En sortant, l’art laisse place au charme des rues pavées. Nous gagnons la Candelaria, le quartier colonial aux façades colorées, où chaque balcon fleuri semble veiller sur l’histoire. En suivant ces ruelles animées, nous débouchons sur la Plaza del Rosario, puis sur l’imposante Plaza Bolívar, cœur politique de la ville, entourée de bâtiments majestueux qui rappellent le poids historique de Bogotá. Puis, nous nous laissons porter par le charme de Bogotá, en flânant dans ses ruelles ornées de street art, en nous imprégnant des sons, odeurs et couleurs qui font battre le cœur de la capitale.
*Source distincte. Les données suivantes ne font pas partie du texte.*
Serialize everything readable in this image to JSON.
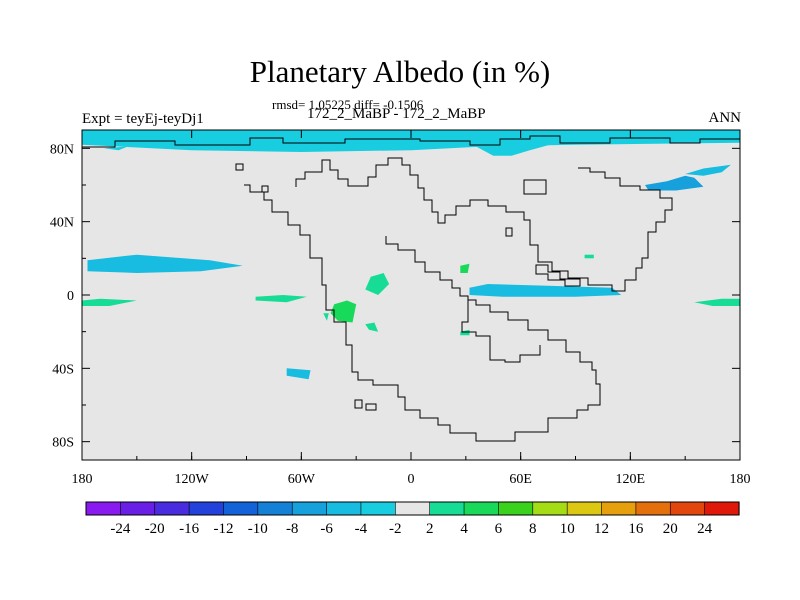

Chaque coin de rue est une surprise : un morceau d’histoire, une scène du quotidien ou une rencontre chaleureuse. Bogotá nous ouvre les bras et nous plonge déjà dans la richesse de la Colombie.

En chemin, il est possible de faire une halte gourmande au marché couvert de la Concordia, où le produit phare est la chicha, une boisson traditionnelle locale, non alcoolisée.

La visite continue avec un arrêt incontournable : le marché de Paloquemao, le plus grand de la ville. Ici, c’est un festival de couleurs et de parfums. Les étals débordent de fruits tropicaux aux formes étranges, de fleurs éclatantes et d’épices parfumées. Goûter un lulo, une granadilla, un guanabana ou un jus de maracuyá devient presque un jeu, une leçon de saveurs à ciel ouvert qui nous relie immédiatement à la culture colombienne. Il semblerait que la Colombie soit le pays où l’on trouve le plus de variétés de fruits!

La journée se termine au Montserrat, le symbole de Bogota. Le Cerro de Monserrate offre une vue imprenable sur la capitale et ses environs. perché à 3152 mètres d’altitude, le Sanctuaire, accessible par téléphérique ou funiculaire, est un lieu de pèlerinage très fréquenté les jours de fêtes religieuses.

Si vous souhaitez organiser votre propre découverte de Bogotá, vous pouvez réserver un tour avec Beyond Colombia, avec qui j’ai également fait une visite guidée de Bogota avant l’arrivée de mes copines de voyage : ils proposent chaque jour des visites à thème qui permettent de capter l’âme de la ville.

Les environs de la capitale offrent de nombreuses possibilités d’excursions d’une journée à la découverte de Cundinamarca. J’en ai profité pour découvrir les environs de Bogota sur une journée.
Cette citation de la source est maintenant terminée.